Das vieraktige Bühnenwerk handelt, besuchte Vorstellung 7.5.2023, wie sollte es anders sein, von Dante Alighieri, dem legendären Dichter der Göttlichen Komödie, wobei Librettist Édouard Blau verschiedene Szenen aus Dantes doch nur spärlich bekanntem Leben auf die Bühne bringt und sie mit einer Idée fixe, nämlich der Liebe Dantes zu Béatrice, verbindet. So finden wir uns im ersten Akt der Oper in einem Saal der Stadt Florenz wieder. Hier ist das Leben los – die Guelfen und Ghibellinen sind in einer lautstarken Auseinandersetzung, als Dante hinzutritt und vermitteln will, doch nur Spott erntet. Zurück in seinem Arbeitszimmer trifft der beunruhigte Dichter auf seinen alten, frisch verlobten Jugendfreund Simeone Bardi. Als Dank dafür, dass er einem einflussreichen Mann politisch helfen und aus einer Zwangslage befreien konnte, soll er dessen Tochter zur Frau erhalten. Zu Dantes Entsetzen ist es jedoch Béatrice, eine Jugendliebe, die er zurückgewinnen möchte. Doch auch Béatrice ist entsetzt über ihre eigene Verlobung. Sie liebt Dante, was sie auch ihrer Vertrauten Gemma berichtet. Die Situation eskaliert, als Dante – vom Volk zum Stadtoberhaupt gewählt – jegliche politische Einflussnahme ablehnt. Béatrice tritt vor die Menschenmasse und erklärt, dass er sich der Pflicht stellen müsse, um geliebt zu werden. Dante nimmt die Wahl an und verbannt im zweiten Akt seine politischen Gegner. Bardi – der um seine Hochzeit fürchtet und in diesem Eindruck auch noch durch das Ansinnen Gemmas, auf Béatrice zu verzichten, verstärkt wird – scharrt Dantes politische Gegner um sich, um das dichtende Stadtoberhaupt zu entfernen. Béatrice, die zunächst standhaft zu ihrem Versprechen gegenüber Bardi hält und erst spät Dante ihre Liebe gesteht, wird ins Kloster geschickt.

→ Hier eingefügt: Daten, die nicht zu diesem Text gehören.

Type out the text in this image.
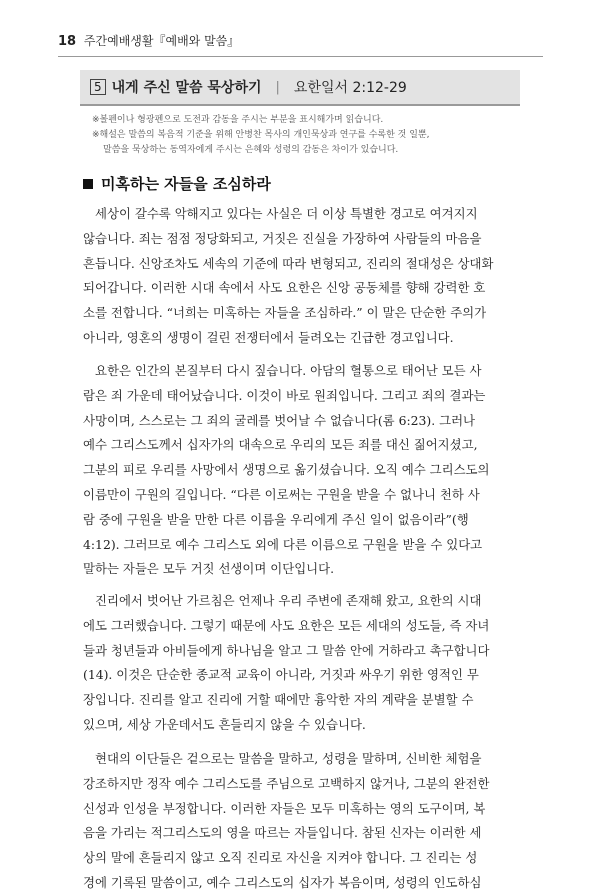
18 주간예배생활『예배와 말씀』
5 내게 주신 말씀 묵상하기 | 요한일서 2:12-29
※볼펜이나 형광펜으로 도전과 감동을 주시는 부분을 표시해가며 읽습니다.
※해설은 말씀의 복음적 기준을 위해 안병찬 목사의 개인묵상과 연구를 수록한 것 일뿐,
말씀을 묵상하는 동역자에게 주시는 은혜와 성령의 감동은 차이가 있습니다.
미혹하는 자들을 조심하라
세상이 갈수록 악해지고 있다는 사실은 더 이상 특별한 경고로 여겨지지
않습니다. 죄는 점점 정당화되고, 거짓은 진실을 가장하여 사람들의 마음을
흔듭니다. 신앙조차도 세속의 기준에 따라 변형되고, 진리의 절대성은 상대화
되어갑니다. 이러한 시대 속에서 사도 요한은 신앙 공동체를 향해 강력한 호
소를 전합니다. “너희는 미혹하는 자들을 조심하라.” 이 말은 단순한 주의가
아니라, 영혼의 생명이 걸린 전쟁터에서 들려오는 긴급한 경고입니다.
요한은 인간의 본질부터 다시 짚습니다. 아담의 혈통으로 태어난 모든 사
람은 죄 가운데 태어났습니다. 이것이 바로 원죄입니다. 그리고 죄의 결과는
사망이며, 스스로는 그 죄의 굴레를 벗어날 수 없습니다(롬 6:23). 그러나
예수 그리스도께서 십자가의 대속으로 우리의 모든 죄를 대신 짊어지셨고,
그분의 피로 우리를 사망에서 생명으로 옮기셨습니다. 오직 예수 그리스도의
이름만이 구원의 길입니다. “다른 이로써는 구원을 받을 수 없나니 천하 사
람 중에 구원을 받을 만한 다른 이름을 우리에게 주신 일이 없음이라”(행
4:12). 그러므로 예수 그리스도 외에 다른 이름으로 구원을 받을 수 있다고
말하는 자들은 모두 거짓 선생이며 이단입니다.
진리에서 벗어난 가르침은 언제나 우리 주변에 존재해 왔고, 요한의 시대
에도 그러했습니다. 그렇기 때문에 사도 요한은 모든 세대의 성도들, 즉 자녀
들과 청년들과 아비들에게 하나님을 알고 그 말씀 안에 거하라고 촉구합니다
(14). 이것은 단순한 종교적 교육이 아니라, 거짓과 싸우기 위한 영적인 무
장입니다. 진리를 알고 진리에 거할 때에만 흉악한 자의 계략을 분별할 수
있으며, 세상 가운데서도 흔들리지 않을 수 있습니다.
현대의 이단들은 겉으로는 말씀을 말하고, 성령을 말하며, 신비한 체험을
강조하지만 정작 예수 그리스도를 주님으로 고백하지 않거나, 그분의 완전한
신성과 인성을 부정합니다. 이러한 자들은 모두 미혹하는 영의 도구이며, 복
음을 가리는 적그리스도의 영을 따르는 자들입니다. 참된 신자는 이러한 세
상의 말에 흔들리지 않고 오직 진리로 자신을 지켜야 합니다. 그 진리는 성
경에 기록된 말씀이고, 예수 그리스도의 십자가 복음이며, 성령의 인도하심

Der dritte Akt beginnt mit einer Gruppe junger Menschen, die sich begeistert mit dem Werk Vergils beschäftigt. Dante jedoch ist verzweifelt und fleht den antiken Dichter um Beistand für sein geplantes großes Werk. Und tatsächlich – plötzlich steht Vergil leibhaftig vor Dante und kündigt an, ihn in Sphären der Inspiration zu führen. So öffnet sich das Höllentor, gefolgt von einer Vision des Himmels, wo auch die geliebte Béatrice wieder für ihn erscheint. Doch es ist nur ein Traum. Kaum wach, steht Bardi vor Dante und bittet um Vergebung, die ihm gewährt wird, als er Dante zu seiner Béatrice lässt. Sie ist jedoch todkrank. Während sie noch von einer gemeinsamen Zukunft träumen, stirbt Béatrice. Die Oper endet mit Dantes Versprechen, sie in seinem Werk unsterblich zu machen.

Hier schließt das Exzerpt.